Entrevista con Ferrán Adriá

28-01-2003

Entrevista con Ferrán Adriá

Admirado por los mejores chefs del mundo y siempre dispuesto a aprender, el principal representante de la cocina española de vanguardia se siente querido y apoyado y considera que la nueva generación de cocineros será aún mejor que la suya. Ferran Adría se sintió como pez en el agua en la recién concluida cumbre gastronómica mundial de Madrid, donde ha alternado con otros grandes de los fogones.

- ¿Qué ha significado este congreso para la cocina española?

- Es la confirmación de nuestra cocina. Aquí han estado los más grandes cocineros del mundo, gente casi imposible de reunir, algunos de los cuales, como Paul Bocuse, no viajan nunca. Es la demostración del respeto que hoy en día hay en todo el mundo por lo que ocurre en la cocina en España.

- ¿Vinieron a aprender?

- A aprender no. A mí me gusta más hablar de compartir. Han venido a compartir experiencias con nosotros.

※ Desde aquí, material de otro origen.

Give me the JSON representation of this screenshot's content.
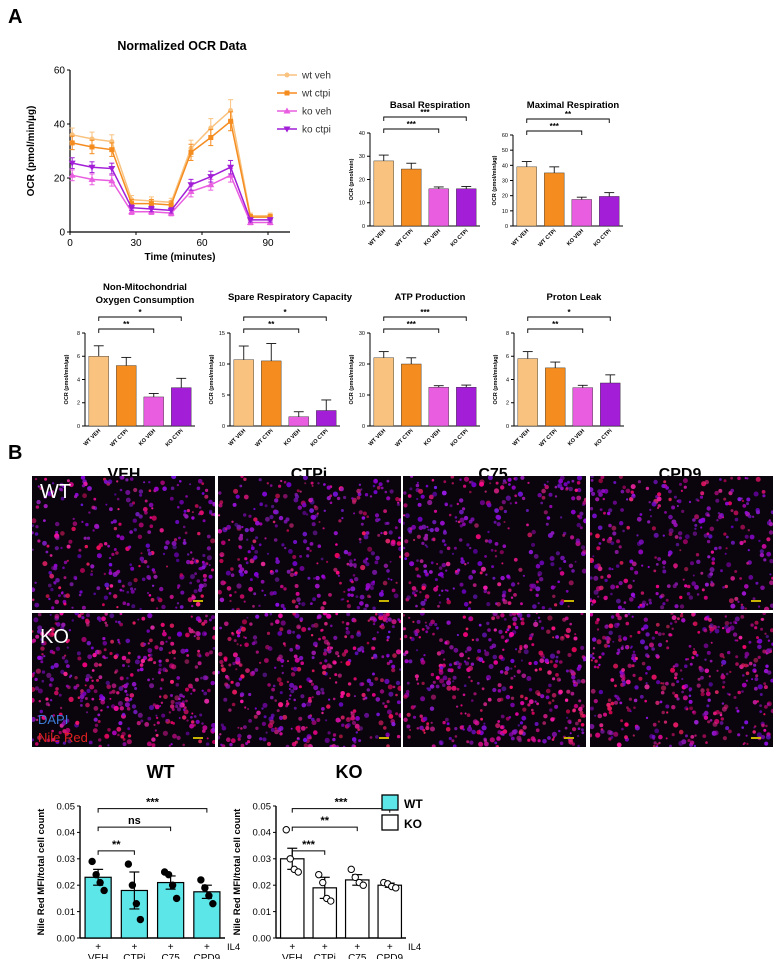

- ¿Cuál es el papel de España en la cocina mundial?

- España es un país único. Pocos lugares pueden ofrecer a la vez una buena cocina tradicional con otra contemporánea no menos buena.

- ¿Qué caracteriza, en 2003, a la cocina española?

- Su visión latina. Lo mediterráneo es una manera de vivir que se refleja también en la cocina. Y cuando digo mediterráneo me refiero a todo lo español. Un gallego, un extremeño, un madrileño también son mediterráneos; viven, sienten y cocinan como tales.

- ¿Le aporta algo un congreso como éste de Madrid a un cocinero consagrado?

- Yo aprendo cada día con todo. Siempre hay algo interesante. Y además puedo probar cosas, ver a la gente, saludar a los amigos...

- ¿El futuro de la cocina viene de Oriente?

- Creo que sí. Cuando China despierte, lo que va a ocurrir en muy pocos años, con el potencial culinario que tiene puede ser algo espectacular. Los orientales, y aquí tenemos estos días como ejemplo al japonés Tetsuya Wakuda, que ha venido desde Sidney, son más sensibles en la gastronomía.

- Todos los expertos se empeñan en compararle a usted con el otro gran cocinero de nuestros días, el francés Michel Bras, que también ha estado estos días en Madrid. ¿Bras o Adriá?

- Los dos. Mi estilo soñado sería una mezcla de los dos, con pinceladas de otros grandes maestros. Bras ha marcado un estilo de cocina y yo tengo con él una gran relación.

- Volvamos a España.

- En España hay grandes cocineros de vanguardia, y tenemos una prensa gastronómica muy entendida que siempre nos ha tratado con cariño.

- ¿Y el público?

- A pesar de estar en la vanguardia y de hacer cosas muy innovadoras, en España nos hemos sentido muy queridos y apoyados. El público español recibe y asimila lo nuevo, los cambios, muy deprisa. Hace diez años mi madre no hubiera pisado un restaurante japonés como ahora hace. Ni lo hubiera imaginado siquiera. Hay que desdramatizar. La vida es evolución. Eso no quiere decir que descuidemos una cultura de años, nuestra cocina tradicional.

- ¿Cuál es para usted el concepto de lo tradicional?

-Es un término muy variable, que cambia con los tiempos. Lo que ahora consideramos tradicional anuló en su momento a otra cocina que antaño también fue considerada como tradicional.

- ¿Qué hay detrás de la generación que forman excelentes cocineros como usted, Arzak o Santamaría?

-Pues detrás está otra generación mucho mejor. Hay un gran número de jóvenes más preparados que nosotros, gente que hará una cocina contemporánea mejor que la nuestra.

- ¿Esta nueva generación no tiende a copiar a la suya?

-No. Lo que hacen estos jóvenes no es copiar. Aprovechan las técnicas de los demás, como ocurre en otros campos como la Medicina o la Arquitectura. Cada uno saca lo mejor de los maestros y lo aplica a su propio estilo.

Para muchos, el mejor

Ferran Adriá es para muchos el mejor cocinero del mundo pese a no haber pisado jamás como alumno las elitistas escuelas de hostelería del norte de Europa. Recién superados los cuarenta años, y después de llevar más de 15 inventando maravillas en El Bulli (Roses, Gerona), ahora emplea la mayor parte de su tiempo asesorando a grandes hoteles y creando una cadena de restaurantes.

Disfrutar el menú degustación de El Bulli, que sólo ofrece cenas y nada más que seis meses al año -primavera y verano-, cuesta no menos de 150 euros.

Dos de sus creaciones más impactantes son la espuma de humo -una mousse delicadísima que, efectivamente, sabe a humo- y la tortilla de patatas deconstruida: patata, huevo apenas cuajado y cebolla confitada, todo servido en una copa, distribuido en capas sin mezclarse.